DES REPORTING GROUPE ET DES OUTILS DE COMMUNICATION

« Faire remonter les signaux faibles de vos activités internationales » Le management de l’activité internationale est réputée difficile. Cet élément ne doit pas être sous-estimé. Pour faciliter la conduite des opérations et améliorer la réactivité du management, il est donc judicieux de mettre en place des outils de pilotage et de communication performants qui permettront de faire remonter rapidement les éventuels signaux faibles.

 Pourquoi des reporting et quels reporting ? a) Le reporting financier Le reporting financier est indispensable à la maîtrise des dépenses et des recettes des filiales, même légères. La mise en place d’un format 35


« groupe » permet de structurer l’information financière afin d’en faciliter la lecture et la compréhension par le siège. Les formats utilisés chez la société mère seront donc souvent dupliqués dans toutes les structures du groupe ; néanmoins, pour ne pas alourdir inutilement le travail des équipes étrangères, il est utile de penser à l’adapter aux structures plus légères, n’hébergeant quelques-fois qu’un ou deux métiers, comme par exemple une activité commerciale et le service après-vente. Le but est de garantir une adhésion des équipes opérationnelles et éviter d’alourdir le processus de remontée d’informations.

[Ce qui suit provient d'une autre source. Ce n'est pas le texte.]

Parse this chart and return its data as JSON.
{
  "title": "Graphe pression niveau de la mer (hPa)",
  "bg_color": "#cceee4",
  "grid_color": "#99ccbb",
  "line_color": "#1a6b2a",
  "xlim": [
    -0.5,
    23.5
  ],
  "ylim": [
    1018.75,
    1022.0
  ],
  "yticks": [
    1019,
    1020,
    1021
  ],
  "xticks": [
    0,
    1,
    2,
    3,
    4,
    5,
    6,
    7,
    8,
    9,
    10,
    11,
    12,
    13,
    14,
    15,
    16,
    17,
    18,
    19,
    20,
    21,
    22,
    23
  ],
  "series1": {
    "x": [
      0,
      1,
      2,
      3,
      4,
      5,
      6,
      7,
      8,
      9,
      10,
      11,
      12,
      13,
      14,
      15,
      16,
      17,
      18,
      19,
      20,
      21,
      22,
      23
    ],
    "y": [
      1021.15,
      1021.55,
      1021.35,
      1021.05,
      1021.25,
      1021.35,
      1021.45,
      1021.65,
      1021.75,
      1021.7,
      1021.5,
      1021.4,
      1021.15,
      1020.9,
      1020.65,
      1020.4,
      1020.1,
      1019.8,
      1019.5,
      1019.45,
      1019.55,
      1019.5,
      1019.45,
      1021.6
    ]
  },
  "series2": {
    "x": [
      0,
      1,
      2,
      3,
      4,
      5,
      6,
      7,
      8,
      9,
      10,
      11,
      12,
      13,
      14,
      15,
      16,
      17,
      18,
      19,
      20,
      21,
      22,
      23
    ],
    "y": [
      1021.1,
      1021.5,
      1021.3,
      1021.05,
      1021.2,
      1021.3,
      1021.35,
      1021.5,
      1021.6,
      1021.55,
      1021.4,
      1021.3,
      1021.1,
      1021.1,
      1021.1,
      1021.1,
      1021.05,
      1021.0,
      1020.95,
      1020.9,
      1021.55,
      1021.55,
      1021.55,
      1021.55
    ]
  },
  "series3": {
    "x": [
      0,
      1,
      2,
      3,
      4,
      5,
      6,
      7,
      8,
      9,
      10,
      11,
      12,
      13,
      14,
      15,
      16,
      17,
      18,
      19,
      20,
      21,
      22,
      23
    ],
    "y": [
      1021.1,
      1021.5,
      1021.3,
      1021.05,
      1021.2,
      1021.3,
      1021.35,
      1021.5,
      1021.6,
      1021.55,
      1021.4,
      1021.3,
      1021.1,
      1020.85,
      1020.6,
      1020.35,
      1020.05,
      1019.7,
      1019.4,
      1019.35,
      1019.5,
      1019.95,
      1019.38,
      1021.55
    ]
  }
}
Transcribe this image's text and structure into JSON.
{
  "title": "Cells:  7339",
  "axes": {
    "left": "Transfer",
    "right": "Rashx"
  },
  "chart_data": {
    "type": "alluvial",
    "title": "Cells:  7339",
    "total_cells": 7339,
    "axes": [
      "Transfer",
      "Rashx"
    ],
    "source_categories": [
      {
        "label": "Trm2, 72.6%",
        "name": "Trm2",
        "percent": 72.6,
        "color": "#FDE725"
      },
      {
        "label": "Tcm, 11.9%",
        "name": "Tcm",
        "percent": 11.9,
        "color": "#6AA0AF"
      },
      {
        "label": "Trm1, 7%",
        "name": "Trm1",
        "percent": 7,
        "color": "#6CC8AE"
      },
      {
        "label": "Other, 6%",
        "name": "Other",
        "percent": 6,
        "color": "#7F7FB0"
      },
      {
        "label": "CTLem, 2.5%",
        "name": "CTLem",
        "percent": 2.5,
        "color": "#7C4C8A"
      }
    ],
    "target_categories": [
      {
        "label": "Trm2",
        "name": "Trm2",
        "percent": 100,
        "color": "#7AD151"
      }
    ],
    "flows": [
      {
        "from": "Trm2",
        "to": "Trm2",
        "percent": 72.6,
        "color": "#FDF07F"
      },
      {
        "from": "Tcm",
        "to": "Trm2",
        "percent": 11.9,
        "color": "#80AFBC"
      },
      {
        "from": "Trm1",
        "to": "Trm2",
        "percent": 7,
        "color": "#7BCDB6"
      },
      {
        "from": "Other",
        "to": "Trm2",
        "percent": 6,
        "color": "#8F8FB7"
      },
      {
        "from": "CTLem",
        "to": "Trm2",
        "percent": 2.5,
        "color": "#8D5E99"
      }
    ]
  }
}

b) Le reporting commercial Le reporting commercial n’est pas toujours présent au sein d’une PME car la proximité des équipes permet souvent la remontée informelle et naturelle des informations commerciales. Or l’internationalisation de l’activité engendre généralement une insuffisance d’informations sur les marchés locaux du fait des différentes « barrières » évoquées plus haut. Pourtant un rapport régulier sur les affaires en cours de négociation et les perspectives commerciales est souvent indispensable à la gestion prévisionnelle de la trésorerie et à l’ajustement de la stratégie internationale du groupe.

c) Le reporting technique Selon la nature du métier ou du secteur d’activité de l’entreprise, il peut être utile de mettre en place un reporting technique pour suivre par exemple des éléments qualitatifs ou quantitatifs précis.

d) Le reporting RH En matière RH, il faut ajouter aux facteurs classiques limitant la communication transnationale les différences réglementaires souvent 36


significatives. La mise en place de procédures RH homogènes au sein d’un groupe n’est donc pas chose aisée. Néanmoins il est possible dans un certain nombre de domaines d’utiliser un référentiel commun. Il peut être par exemple utile de suivre et de comparer le nombre de jours d’arrêt maladie, la fréquence des accidents du travail, l’évolution des effectifs ou la gestion des entretiens annuels.

 Des outils de communication transnationale Si le pilotage des activités internationales reste un exercice difficile et chronophage, fort heureusement il existe aujourd’hui des outils simples d’utilisation et très efficaces pour « réduire les distances ».

a) Les outils collaboratifs sur Internet Aujourd’hui Internet offre aux entreprises la possibilité de mettre en place des outils collaboratifs en mode SaaS (Software as a Service) à des prix défiant toute concurrence. Ils faciliteront de manière significative les échanges avec les filiales. Avec ces outils, il est désormais plus facile de suivre un projet à distance et de gérer une liste de tâches. N’hésitez pas à gagner du temps et de l’argent en vous rapprochant de consultants qui sauront vous indiquer les outils sécurisés, les mieux adaptés à votre profil et à vos besoins.

b) Les outils de télécommunication Des outils Internet permettent également aujourd’hui de faciliter la tenue de réunions à distance. Même s’ils ne seront jamais aussi efficaces qu’une visite sur place, ils offrent toute une palette de services très appréciables pour échanger, diffuser et présenter des informations.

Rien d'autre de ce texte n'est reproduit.